While undergoing chemo, your Blood Counts will be checked often. Low Blood Counts are VERY serious! White blood cells, red blood cells, you platelets and your doctor will be checking all of it now. You will be very susceptible to infections, especially 7 to 10 days after the drug is given. Yesterday was my seventh day. The average white blood cell count is between 4,500 to 10,500. They don't even consider giving chemotherapy if you're below 3,000. Well, my white blood count was 600. With the White Count of 600 you are very, very susceptible to any type of infection. Which would put me in the hospital!!
It's really upsetting when you walk out of the doctor's office and the nurse gives you a prescription to take to the hospital saying at you are a chemotherapy patient. It's almost as if they're expecting you to go to the hospital. Any type of infection, any type of fever, (anything over 100.4 is considered a serious fever when you're on chemotherapy), a sore throat, a scratch mark , a bug bite, anything at all can become a major problem. You have to keep your strength up, but you're tired. You're exhausted. I cough, just from a fan blowing across my face, and coughing irritates my throat, making it sore. I have to check my temperature four to five times a day just to make sure that I'm not getting an infection. The fear of getting sicker is almost paralyzing. They give you a little face mask to wear if you go out because if someone coughs on you, you could end up in the hospital. You aren't suppose to go out in the yard (bugs, scratches, etc). Your body is holding you prisoner. Forget fast food, you won't want to take a chance. I have gotten a horrible taste that does not want to go away. Skittles candy helps. You should not touch fruit or vegetables, have someone else clean and peel them for you.

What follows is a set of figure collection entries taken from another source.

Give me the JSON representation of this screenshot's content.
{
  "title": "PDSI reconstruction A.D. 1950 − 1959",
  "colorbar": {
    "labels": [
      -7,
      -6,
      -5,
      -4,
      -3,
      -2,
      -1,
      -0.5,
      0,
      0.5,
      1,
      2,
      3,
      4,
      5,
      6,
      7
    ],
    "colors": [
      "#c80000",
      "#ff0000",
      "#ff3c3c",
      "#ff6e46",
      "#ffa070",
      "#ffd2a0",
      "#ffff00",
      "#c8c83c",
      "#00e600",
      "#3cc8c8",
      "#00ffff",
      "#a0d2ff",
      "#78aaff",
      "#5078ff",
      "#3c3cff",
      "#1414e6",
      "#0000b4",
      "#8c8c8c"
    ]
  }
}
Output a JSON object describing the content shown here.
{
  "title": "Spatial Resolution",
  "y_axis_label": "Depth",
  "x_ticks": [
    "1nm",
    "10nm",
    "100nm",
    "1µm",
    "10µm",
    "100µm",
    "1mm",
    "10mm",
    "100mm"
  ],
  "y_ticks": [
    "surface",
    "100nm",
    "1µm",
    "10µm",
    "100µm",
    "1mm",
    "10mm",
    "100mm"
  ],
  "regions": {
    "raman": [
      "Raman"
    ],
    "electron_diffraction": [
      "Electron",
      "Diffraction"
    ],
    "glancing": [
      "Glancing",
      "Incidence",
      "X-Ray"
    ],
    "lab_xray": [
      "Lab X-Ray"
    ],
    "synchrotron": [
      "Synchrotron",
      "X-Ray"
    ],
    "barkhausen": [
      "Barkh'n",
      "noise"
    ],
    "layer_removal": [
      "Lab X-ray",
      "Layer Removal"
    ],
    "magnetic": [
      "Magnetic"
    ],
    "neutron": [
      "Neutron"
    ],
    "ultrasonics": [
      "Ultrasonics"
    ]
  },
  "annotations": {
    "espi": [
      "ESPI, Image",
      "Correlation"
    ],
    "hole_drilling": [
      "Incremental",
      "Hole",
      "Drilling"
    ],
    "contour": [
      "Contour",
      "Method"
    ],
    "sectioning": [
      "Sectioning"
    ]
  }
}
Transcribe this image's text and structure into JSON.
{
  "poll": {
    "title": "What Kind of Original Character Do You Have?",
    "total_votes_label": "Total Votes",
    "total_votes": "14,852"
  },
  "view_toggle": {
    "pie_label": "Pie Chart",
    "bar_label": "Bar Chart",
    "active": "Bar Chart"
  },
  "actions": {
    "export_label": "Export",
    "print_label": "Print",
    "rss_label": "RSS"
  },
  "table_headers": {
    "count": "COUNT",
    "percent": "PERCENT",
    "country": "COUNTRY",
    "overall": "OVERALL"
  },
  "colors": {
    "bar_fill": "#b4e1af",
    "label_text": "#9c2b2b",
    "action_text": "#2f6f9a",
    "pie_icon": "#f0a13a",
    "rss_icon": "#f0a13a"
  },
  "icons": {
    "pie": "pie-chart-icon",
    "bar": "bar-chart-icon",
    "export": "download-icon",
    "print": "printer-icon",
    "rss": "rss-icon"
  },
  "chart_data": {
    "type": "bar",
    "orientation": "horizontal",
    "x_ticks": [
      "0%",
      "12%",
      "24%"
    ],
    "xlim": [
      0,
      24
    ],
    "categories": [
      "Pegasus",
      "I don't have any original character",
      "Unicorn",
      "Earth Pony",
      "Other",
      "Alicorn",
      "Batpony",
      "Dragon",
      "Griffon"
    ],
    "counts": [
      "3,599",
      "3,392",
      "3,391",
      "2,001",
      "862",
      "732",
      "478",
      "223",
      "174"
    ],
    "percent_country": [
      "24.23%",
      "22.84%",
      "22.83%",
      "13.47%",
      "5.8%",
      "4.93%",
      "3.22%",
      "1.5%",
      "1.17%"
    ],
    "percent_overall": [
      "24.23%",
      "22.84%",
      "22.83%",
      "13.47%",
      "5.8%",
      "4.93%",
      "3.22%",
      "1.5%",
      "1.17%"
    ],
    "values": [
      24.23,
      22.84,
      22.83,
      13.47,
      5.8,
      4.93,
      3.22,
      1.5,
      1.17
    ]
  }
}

Sometimes it seems the precautions the nurses and doctors give you seem so absurd. You are not helpless. You can sometimes actually can feel pretty good. But then I turn and look into my husband's eyes and see how helpless he feels, I have to realize that if I do something stupid, I am not hurting just me, He and I are in this together and I have to do my part and not take stupid chances.
Well, my head is tingling (which the nurse says is the hair folicals being disturbed by the chemo) and I am not suppose to rub or scratch it. So I think I will take a shower and just let the water beat down on it. I will write again soon.
If your mastectomy area gets tight, I suggest the ACS booklet : Exercises After Breast Surgery. These exercises have helped me a great deal with the tightness/pain from the surgery. Be sure to check with your Doctor before starting any exercises.